Just us, the cameras, and those wonderful people out there in the dark...

Friday, March 7, 2014

Friday's Top 5... Wes Anderson Characters

#5: Sam & Suzy, Moonrise Kingdom

These are two characters at a tricky stage in their development, at the cusp of adolescence they aren't quite kids anymore, but they still have the innocence of kids. They're play acting a grand romantic story of star crossed lovers, but the hints of melancholy around them, the fact that they are both fundamentally lonely people who have found a kindred in each other, make the relationship dead serious.

#4: Margot Tenenbaum, The Royal Tenenbaums

I'm not really a Gwyneth Paltrow fan, but I can't really imagine anyone else in the role of Margot Tenanbaum. Paltrow is deadpan perfection as the sole daughter of the Tenenbaum clan, a depressed playwrite with half a finger missing. The Royal Tenenbaums is a film stacked with great lines, but Paltrow's reading of "I do, kind of" in response to Margot's husband asking if she loves him anymore is probably my favorite.

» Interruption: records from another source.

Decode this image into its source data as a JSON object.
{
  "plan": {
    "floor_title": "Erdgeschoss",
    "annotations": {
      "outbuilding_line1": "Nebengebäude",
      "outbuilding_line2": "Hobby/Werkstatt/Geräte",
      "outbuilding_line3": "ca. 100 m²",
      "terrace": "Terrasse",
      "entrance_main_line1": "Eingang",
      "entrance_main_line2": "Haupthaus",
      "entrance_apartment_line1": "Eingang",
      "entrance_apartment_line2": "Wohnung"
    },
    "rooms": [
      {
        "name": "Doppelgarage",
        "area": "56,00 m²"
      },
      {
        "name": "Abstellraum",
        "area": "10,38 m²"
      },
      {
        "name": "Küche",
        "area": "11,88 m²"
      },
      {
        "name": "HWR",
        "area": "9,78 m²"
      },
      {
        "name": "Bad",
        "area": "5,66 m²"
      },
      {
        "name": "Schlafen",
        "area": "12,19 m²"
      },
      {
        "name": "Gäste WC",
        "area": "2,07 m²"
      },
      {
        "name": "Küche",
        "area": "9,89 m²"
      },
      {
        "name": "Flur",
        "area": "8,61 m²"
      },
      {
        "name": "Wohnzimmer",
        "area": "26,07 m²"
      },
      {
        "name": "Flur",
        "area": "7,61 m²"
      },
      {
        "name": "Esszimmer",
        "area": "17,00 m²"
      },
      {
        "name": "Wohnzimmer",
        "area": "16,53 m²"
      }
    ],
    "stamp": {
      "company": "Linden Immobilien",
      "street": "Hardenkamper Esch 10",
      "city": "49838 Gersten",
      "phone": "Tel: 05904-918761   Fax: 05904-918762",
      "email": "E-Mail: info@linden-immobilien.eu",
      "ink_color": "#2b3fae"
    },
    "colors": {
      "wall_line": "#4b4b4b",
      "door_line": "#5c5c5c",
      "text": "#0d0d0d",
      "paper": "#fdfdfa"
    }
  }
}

#3: Pretty Much Every Character Bill Murray Has Played

Herman Blume, Raleigh St. Clair, Steve Zissou, Badger, Mr. Bishop - I think movie lovers everywhere can be thankful that Bill Murray and Wes Anderson found each other. The two have proven to be a perfect fit in film after film, and will hopefully keep on creating great characters together for years to come.

#2: Royal Tenenbaum, The Royal Tenenbaums

Royal Tenenbaum may be a bastard, but lord is he ever a magnificent bastard. As played so joyfully by Gene Hackman, and depicted so affectionately by Anderson, he's a character that you can never quite hate no matter how terribly he behaves. He may be a selfish asshole, but when he says "I want this family to love me" it's never anything but sincere, and in it's way it's quite moving.

#1: Max Fischer, Rushmore

Uncommonly intelligent, mature but not quite as mature as he'd like to think he is, eccentric and a true individual, Max Fischer is the kind of character that the teenage protagonists of a lot of films try but fail to be. Together, Anderson and Jason Schwartzman perfected the type and created the hands down best character in Anderson's oeuvre.